In the recent decision, Chief Justice John Roberts noted that:
‘The clear purpose and actual effect of S. B. 8 has been to nullify this Court’s rulings. … Indeed, “[i]f the legislatures of the several states may, at will, annul the judgments of the courts of the United States, and destroy the rights acquired under those judgments, the constitution itself becomes a solemn mockery.” United States v. Peters, 5 Cranch 115, 136 (1809). The nature of the federal right infringed does not matter; it is the role of the Supreme Court in our constitutional system that is at stake.’
With his bravado, Newsom has guaranteed that courts will strike down his law as an open “mockery” of gun rights precedent and he will actually box in liberal judges and jurists in voting against the California law on the same grounds.

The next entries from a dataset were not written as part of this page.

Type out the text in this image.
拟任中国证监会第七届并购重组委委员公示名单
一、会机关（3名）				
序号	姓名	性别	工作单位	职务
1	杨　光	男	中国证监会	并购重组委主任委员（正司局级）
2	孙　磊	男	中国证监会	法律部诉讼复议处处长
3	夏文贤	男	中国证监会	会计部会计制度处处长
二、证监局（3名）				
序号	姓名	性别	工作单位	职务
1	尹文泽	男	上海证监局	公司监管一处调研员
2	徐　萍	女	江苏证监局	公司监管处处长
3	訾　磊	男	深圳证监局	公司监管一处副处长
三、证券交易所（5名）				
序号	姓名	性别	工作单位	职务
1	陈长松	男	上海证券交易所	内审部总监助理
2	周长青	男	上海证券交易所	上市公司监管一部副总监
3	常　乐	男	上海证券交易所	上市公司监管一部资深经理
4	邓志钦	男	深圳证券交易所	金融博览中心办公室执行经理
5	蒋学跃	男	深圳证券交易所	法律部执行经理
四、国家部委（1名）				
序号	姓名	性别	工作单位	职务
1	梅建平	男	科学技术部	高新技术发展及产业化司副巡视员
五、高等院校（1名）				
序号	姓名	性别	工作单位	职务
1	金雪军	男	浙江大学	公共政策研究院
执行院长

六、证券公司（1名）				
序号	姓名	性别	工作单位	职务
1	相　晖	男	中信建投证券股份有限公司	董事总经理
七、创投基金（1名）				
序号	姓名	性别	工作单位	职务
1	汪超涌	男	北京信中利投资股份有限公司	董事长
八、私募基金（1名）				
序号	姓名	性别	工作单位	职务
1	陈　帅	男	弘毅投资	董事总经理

Indeed, the California law would put the Biden Administration into a bind. It just intervened first as an amicus party and then an actual party in the Texas litigation. (As expected, the Court tossed out the Biden Administration’s lawsuit as “improvidently granted”). The Administration insisted that such a law is an abomination given that the rights of abortion are established and this is an effort to nullify those rights through exposure to lawsuits. Here Newsom himself said that that is precisely what they want to do.
I appreciate the Boston Globe issuing the correction on the Tribe column. However, as past claims by Tribe have demonstrated, the rule for sourcing on such subjects for Professor Tribe remains Caveat Emptor.